Making significant_terms Actually Significant — The significant_terms aggregation is brilliant in theory, but it needs the right data to shine. Random log data produces meaningless results. We spent serious time engineering 12,000+ log entries with distinct per-service error profiles so that the foreground set (incident window) has genuinely different term frequencies than the background set (all historical data). The payoff: connection_pool_exhausted lights up at 70x above baseline while TimeoutException (which appears in every service) is correctly ignored.

The Fallback Rabbit Hole — FORK/FUSE/RRF isn't available on all Elasticsearch tiers. Neither are some ES|QL operators.
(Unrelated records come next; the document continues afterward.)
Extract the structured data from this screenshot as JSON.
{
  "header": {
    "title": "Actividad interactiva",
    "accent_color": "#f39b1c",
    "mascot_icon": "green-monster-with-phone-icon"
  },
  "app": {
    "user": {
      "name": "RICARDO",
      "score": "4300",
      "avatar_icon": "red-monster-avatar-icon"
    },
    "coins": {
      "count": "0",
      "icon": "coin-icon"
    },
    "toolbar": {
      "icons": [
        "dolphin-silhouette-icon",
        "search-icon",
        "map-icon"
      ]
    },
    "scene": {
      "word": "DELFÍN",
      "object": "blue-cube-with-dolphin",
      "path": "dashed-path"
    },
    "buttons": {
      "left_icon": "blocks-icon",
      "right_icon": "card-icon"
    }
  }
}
We ended up building a 3-tier fallback system for every single tool: Tier 1 (full features), Tier 2 (simplified ES|QL), Tier 3 (basic keyword match). Triple the configuration work, but the demo never fails.

Context Across Agent Handoffs — The Investigation Agent needs everything the Triage Agent found, and the PostMortem Agent needs everything from both. Dropping even one detail breaks the post-mortem. We learned to structure each agent's output as a complete, self-contained briefing that the next agent can consume without losing nuance.


Accomplishments We're Proud Of

  • 95% MTTR Reduction — 47 minutes → 2.5 minutes. Not a typo.
  • $528,000 saved per incident — Revenue loss drops from $564k to $36k at $12k/min
  • 9 Elasticsearch Hidden Gems in one project — We think this might be a record
  • Zero guessing — Every agent conclusion cites specific significant_terms scores, derivative values, and percolate matches. Evidence, not vibes.
  • 3-tier fallback system — The demo works on any Elasticsearch tier. No "works on my machine" moments.
  • 12,000+ engineered log entries — Purpose-built data that makes significant_terms produce genuinely compelling results

What We Learned

significant_terms is the most underrated Elasticsearch feature. Everyone uses simple counts and top-N aggregations. But finding what's unusual matters infinitely more than finding what's common. This single insight — "the root cause is the anomaly, not the symptom" — is what makes IncidentIQ actually work.

Pre-built parameterized queries > dynamic generation. LLMs are brilliant at reasoning and terrible at syntax. Let them decide what to search for but never how to write the query. Agent Builder's ?param placeholders are elegant precisely because they separate reasoning from execution.

Multi-agent specialization beats single-agent generalization. Three focused agents with distinct tool sets outperform one mega-agent every time. Each agent has a clear mission, constraints, and expertise. The workflow handles coordination.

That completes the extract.